Steve Young’s description of how an asset management firm executive ‘had pushed the vendor to the lowest point he believed they would get to, and that he thought that they would not be making much, if any, money from this deal’ is an all-too-familiar tale. The financial crisis strengthened the position of the Procurement Department in the selection and negotiation process and, in my opinion, many investment managers are unfortunately still locked in this mind-set of ‘Let’s nail the vendor to the wall’. Such ‘successful negotiations’ often come at a price.

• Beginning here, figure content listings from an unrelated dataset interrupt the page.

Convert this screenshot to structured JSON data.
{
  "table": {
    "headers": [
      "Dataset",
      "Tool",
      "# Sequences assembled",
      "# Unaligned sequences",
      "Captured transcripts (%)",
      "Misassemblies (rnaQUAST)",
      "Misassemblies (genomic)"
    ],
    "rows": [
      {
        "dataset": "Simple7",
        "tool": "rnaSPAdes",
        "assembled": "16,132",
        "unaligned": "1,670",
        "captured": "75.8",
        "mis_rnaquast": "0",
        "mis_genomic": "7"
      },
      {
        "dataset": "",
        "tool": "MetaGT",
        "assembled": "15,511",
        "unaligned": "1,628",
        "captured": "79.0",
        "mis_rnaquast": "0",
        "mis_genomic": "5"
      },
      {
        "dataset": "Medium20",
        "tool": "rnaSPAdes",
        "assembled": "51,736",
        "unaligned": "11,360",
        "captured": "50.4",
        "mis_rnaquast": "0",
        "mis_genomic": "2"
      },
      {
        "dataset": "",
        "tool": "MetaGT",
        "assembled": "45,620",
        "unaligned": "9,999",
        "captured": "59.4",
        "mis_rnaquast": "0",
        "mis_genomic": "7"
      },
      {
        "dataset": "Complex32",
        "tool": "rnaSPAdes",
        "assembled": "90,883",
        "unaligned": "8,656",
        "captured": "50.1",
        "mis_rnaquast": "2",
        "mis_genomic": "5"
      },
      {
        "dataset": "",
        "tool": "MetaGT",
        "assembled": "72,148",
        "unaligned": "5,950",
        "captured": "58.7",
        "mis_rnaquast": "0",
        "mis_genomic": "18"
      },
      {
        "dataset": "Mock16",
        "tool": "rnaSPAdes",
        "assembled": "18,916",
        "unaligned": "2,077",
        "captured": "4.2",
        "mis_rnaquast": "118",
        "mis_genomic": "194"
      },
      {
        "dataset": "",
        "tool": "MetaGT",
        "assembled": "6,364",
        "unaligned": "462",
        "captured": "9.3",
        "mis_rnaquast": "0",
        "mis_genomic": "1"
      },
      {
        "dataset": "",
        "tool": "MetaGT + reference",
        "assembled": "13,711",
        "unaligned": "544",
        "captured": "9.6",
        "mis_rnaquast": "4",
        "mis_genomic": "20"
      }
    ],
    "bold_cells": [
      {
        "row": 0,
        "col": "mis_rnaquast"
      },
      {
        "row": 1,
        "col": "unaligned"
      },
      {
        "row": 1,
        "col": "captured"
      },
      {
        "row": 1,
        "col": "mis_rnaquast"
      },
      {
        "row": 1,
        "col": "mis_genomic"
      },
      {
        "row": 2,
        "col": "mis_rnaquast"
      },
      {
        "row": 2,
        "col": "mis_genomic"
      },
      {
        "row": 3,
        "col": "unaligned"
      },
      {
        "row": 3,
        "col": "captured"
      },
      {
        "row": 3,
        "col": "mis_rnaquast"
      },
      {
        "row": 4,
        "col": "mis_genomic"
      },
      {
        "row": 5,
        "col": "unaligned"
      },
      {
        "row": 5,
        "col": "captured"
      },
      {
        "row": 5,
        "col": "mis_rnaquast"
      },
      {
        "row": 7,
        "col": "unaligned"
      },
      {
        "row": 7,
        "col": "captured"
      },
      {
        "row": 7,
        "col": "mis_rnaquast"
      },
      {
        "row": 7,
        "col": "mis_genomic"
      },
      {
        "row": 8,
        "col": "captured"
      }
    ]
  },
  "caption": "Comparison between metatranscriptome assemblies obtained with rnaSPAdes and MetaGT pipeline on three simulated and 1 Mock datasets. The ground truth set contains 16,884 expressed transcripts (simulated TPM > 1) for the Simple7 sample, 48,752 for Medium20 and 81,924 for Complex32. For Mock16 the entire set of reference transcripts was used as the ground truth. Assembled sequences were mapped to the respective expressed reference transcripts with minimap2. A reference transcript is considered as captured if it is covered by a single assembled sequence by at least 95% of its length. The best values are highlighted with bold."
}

As Young quite rightly points out: ‘Experience has shown that any deal where the vendor is not making a profit will in almost every case lead to delayed implementation timeframes, increased cost for all parties and often a failed or compromised final project.’ As the markets continue to thrive and spend on investment managers’ technology stacks increases, the best quality implementation resources will become a rare commodity. If the vendor is struggling to break even on the licensing fees, it will inevitably need to trim its costs elsewhere on the project.
It is also true to say that we, as vendors must take some responsibility for this situation. ‘Vendors often over-sell’ asserts Young, and I think that there probably isn’t a financial software firm in the land that hasn’t, at some point in time, been guilty of this misdemeanour. Unrealistic implementation timeframes may help win a deal but, when it goes wrong, vendors will find that the investment management community is an uncomfortably small world – one where the word gets round very rapidly.
Rather than seeking a basement price that will come back to haunt them, investment managers should consider asking for a Proof of Concept (PoC). The risks and rewards can be shared in this way, with a successful PoC being compensated with a fair price that secures a profit for the vendor, the best resources for the client and a fruitful project for everyone.
As Young concludes: ‘…the ‘best price’ makes money and success for all parties’.